Henry Davey's 'History of English Music' is a pioneer work embodying the results of long and patient research. Its combative determination to claim honor for the honorable is beyond praise. A similar work, less scholarly but equally patriotic, is Ernest Ford's 'Short History of Music in England.' Barclay Squire (of the British Museum), has, with his brother-in-law J. A. Fuller Maitland, done much to revive the national pride in Purcell and to spread an accurate knowledge of the earlier Elizabethan and Jacobean composers. Fuller Maitland himself, apart from his claims as editor of 'Grove' (2d ed.) and as a contributor to the 'Oxford History of Music,' always used his distinguished position at The Times to further the best interests of English music. To this list we may add the names of three other scholar-musicians all associated with the 'Oxford History of Music': W. H. Hadow, the brilliant editor of the work and at present principal of the Armstrong College; H. E. Wooldridge; and (the late) Edward Dannreuther, whose life-span stretched from personal contact with Richard Wagner to patient and sympathetic intercourse with the youngest school of English musicians.

In the special field of instrumental construction and development we have Rev. F. W. Galpin, with his scholarly and delightful volume 'Old English Instruments of Music,' and Kathleen Schlesinger. Of Miss Schlesinger's painstaking and accurate scholarship her country has by no means made the acknowledgment it deserves.

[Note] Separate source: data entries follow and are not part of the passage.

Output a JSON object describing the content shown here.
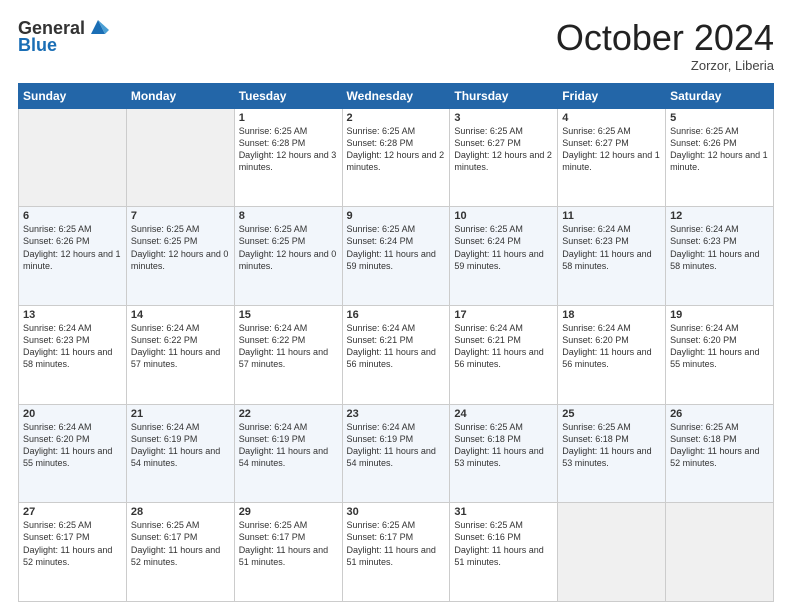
{
  "header": {
    "logo_line1": "General",
    "logo_line2": "Blue",
    "month": "October 2024",
    "location": "Zorzor, Liberia"
  },
  "weekdays": [
    "Sunday",
    "Monday",
    "Tuesday",
    "Wednesday",
    "Thursday",
    "Friday",
    "Saturday"
  ],
  "weeks": [
    [
      {
        "day": "",
        "empty": true
      },
      {
        "day": "",
        "empty": true
      },
      {
        "day": "1",
        "sunrise": "Sunrise: 6:25 AM",
        "sunset": "Sunset: 6:28 PM",
        "daylight": "Daylight: 12 hours and 3 minutes."
      },
      {
        "day": "2",
        "sunrise": "Sunrise: 6:25 AM",
        "sunset": "Sunset: 6:28 PM",
        "daylight": "Daylight: 12 hours and 2 minutes."
      },
      {
        "day": "3",
        "sunrise": "Sunrise: 6:25 AM",
        "sunset": "Sunset: 6:27 PM",
        "daylight": "Daylight: 12 hours and 2 minutes."
      },
      {
        "day": "4",
        "sunrise": "Sunrise: 6:25 AM",
        "sunset": "Sunset: 6:27 PM",
        "daylight": "Daylight: 12 hours and 1 minute."
      },
      {
        "day": "5",
        "sunrise": "Sunrise: 6:25 AM",
        "sunset": "Sunset: 6:26 PM",
        "daylight": "Daylight: 12 hours and 1 minute."
      }
    ],
    [
      {
        "day": "6",
        "sunrise": "Sunrise: 6:25 AM",
        "sunset": "Sunset: 6:26 PM",
        "daylight": "Daylight: 12 hours and 1 minute."
      },
      {
        "day": "7",
        "sunrise": "Sunrise: 6:25 AM",
        "sunset": "Sunset: 6:25 PM",
        "daylight": "Daylight: 12 hours and 0 minutes."
      },
      {
        "day": "8",
        "sunrise": "Sunrise: 6:25 AM",
        "sunset": "Sunset: 6:25 PM",
        "daylight": "Daylight: 12 hours and 0 minutes."
      },
      {
        "day": "9",
        "sunrise": "Sunrise: 6:25 AM",
        "sunset": "Sunset: 6:24 PM",
        "daylight": "Daylight: 11 hours and 59 minutes."
      },
      {
        "day": "10",
        "sunrise": "Sunrise: 6:25 AM",
        "sunset": "Sunset: 6:24 PM",
        "daylight": "Daylight: 11 hours and 59 minutes."
      },
      {
        "day": "11",
        "sunrise": "Sunrise: 6:24 AM",
        "sunset": "Sunset: 6:23 PM",
        "daylight": "Daylight: 11 hours and 58 minutes."
      },
      {
        "day": "12",
        "sunrise": "Sunrise: 6:24 AM",
        "sunset": "Sunset: 6:23 PM",
        "daylight": "Daylight: 11 hours and 58 minutes."
      }
    ],
    [
      {
        "day": "13",
        "sunrise": "Sunrise: 6:24 AM",
        "sunset": "Sunset: 6:23 PM",
        "daylight": "Daylight: 11 hours and 58 minutes."
      },
      {
        "day": "14",
        "sunrise": "Sunrise: 6:24 AM",
        "sunset": "Sunset: 6:22 PM",
        "daylight": "Daylight: 11 hours and 57 minutes."
      },
      {
        "day": "15",
        "sunrise": "Sunrise: 6:24 AM",
        "sunset": "Sunset: 6:22 PM",
        "daylight": "Daylight: 11 hours and 57 minutes."
      },
      {
        "day": "16",
        "sunrise": "Sunrise: 6:24 AM",
        "sunset": "Sunset: 6:21 PM",
        "daylight": "Daylight: 11 hours and 56 minutes."
      },
      {
        "day": "17",
        "sunrise": "Sunrise: 6:24 AM",
        "sunset": "Sunset: 6:21 PM",
        "daylight": "Daylight: 11 hours and 56 minutes."
      },
      {
        "day": "18",
        "sunrise": "Sunrise: 6:24 AM",
        "sunset": "Sunset: 6:20 PM",
        "daylight": "Daylight: 11 hours and 56 minutes."
      },
      {
        "day": "19",
        "sunrise": "Sunrise: 6:24 AM",
        "sunset": "Sunset: 6:20 PM",
        "daylight": "Daylight: 11 hours and 55 minutes."
      }
    ],
    [
      {
        "day": "20",
        "sunrise": "Sunrise: 6:24 AM",
        "sunset": "Sunset: 6:20 PM",
        "daylight": "Daylight: 11 hours and 55 minutes."
      },
      {
        "day": "21",
        "sunrise": "Sunrise: 6:24 AM",
        "sunset": "Sunset: 6:19 PM",
        "daylight": "Daylight: 11 hours and 54 minutes."
      },
      {
        "day": "22",
        "sunrise": "Sunrise: 6:24 AM",
        "sunset": "Sunset: 6:19 PM",
        "daylight": "Daylight: 11 hours and 54 minutes."
      },
      {
        "day": "23",
        "sunrise": "Sunrise: 6:24 AM",
        "sunset": "Sunset: 6:19 PM",
        "daylight": "Daylight: 11 hours and 54 minutes."
      },
      {
        "day": "24",
        "sunrise": "Sunrise: 6:25 AM",
        "sunset": "Sunset: 6:18 PM",
        "daylight": "Daylight: 11 hours and 53 minutes."
      },
      {
        "day": "25",
        "sunrise": "Sunrise: 6:25 AM",
        "sunset": "Sunset: 6:18 PM",
        "daylight": "Daylight: 11 hours and 53 minutes."
      },
      {
        "day": "26",
        "sunrise": "Sunrise: 6:25 AM",
        "sunset": "Sunset: 6:18 PM",
        "daylight": "Daylight: 11 hours and 52 minutes."
      }
    ],
    [
      {
        "day": "27",
        "sunrise": "Sunrise: 6:25 AM",
        "sunset": "Sunset: 6:17 PM",
        "daylight": "Daylight: 11 hours and 52 minutes."
      },
      {
        "day": "28",
        "sunrise": "Sunrise: 6:25 AM",
        "sunset": "Sunset: 6:17 PM",
        "daylight": "Daylight: 11 hours and 52 minutes."
      },
      {
        "day": "29",
        "sunrise": "Sunrise: 6:25 AM",
        "sunset": "Sunset: 6:17 PM",
        "daylight": "Daylight: 11 hours and 51 minutes."
      },
      {
        "day": "30",
        "sunrise": "Sunrise: 6:25 AM",
        "sunset": "Sunset: 6:17 PM",
        "daylight": "Daylight: 11 hours and 51 minutes."
      },
      {
        "day": "31",
        "sunrise": "Sunrise: 6:25 AM",
        "sunset": "Sunset: 6:16 PM",
        "daylight": "Daylight: 11 hours and 51 minutes."
      },
      {
        "day": "",
        "empty": true
      },
      {
        "day": "",
        "empty": true
      }
    ]
  ]
}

In the realm of more general musical æsthetics and criticism many names might be mentioned. We must content ourselves with those of Ernest Newman, whose profound works on 'Gluck' and 'Wagner' are discussed everywhere, and E. J. Dent, who has studied certain phases of Mozart's work and has published a classical volume on 'Scarlatti.'

Though it is somewhat outside our special topic, some reference must be made here to the English researches into Greek music. For the first time since the Germans began to inspissate the gloom, a ray or two of light has been allowed to fall upon this difficult subject. In particular D. B. Monro, with his volume 'The Modes of Ancient Greek Music,' has shown that it is not an essential of this study that the reader should always have the sensation of swimming in glue. Since his day Cecil Torr has published a clever work on the same topic; while H. S. Macran and Abdy Williams have both written on Aristoxenus.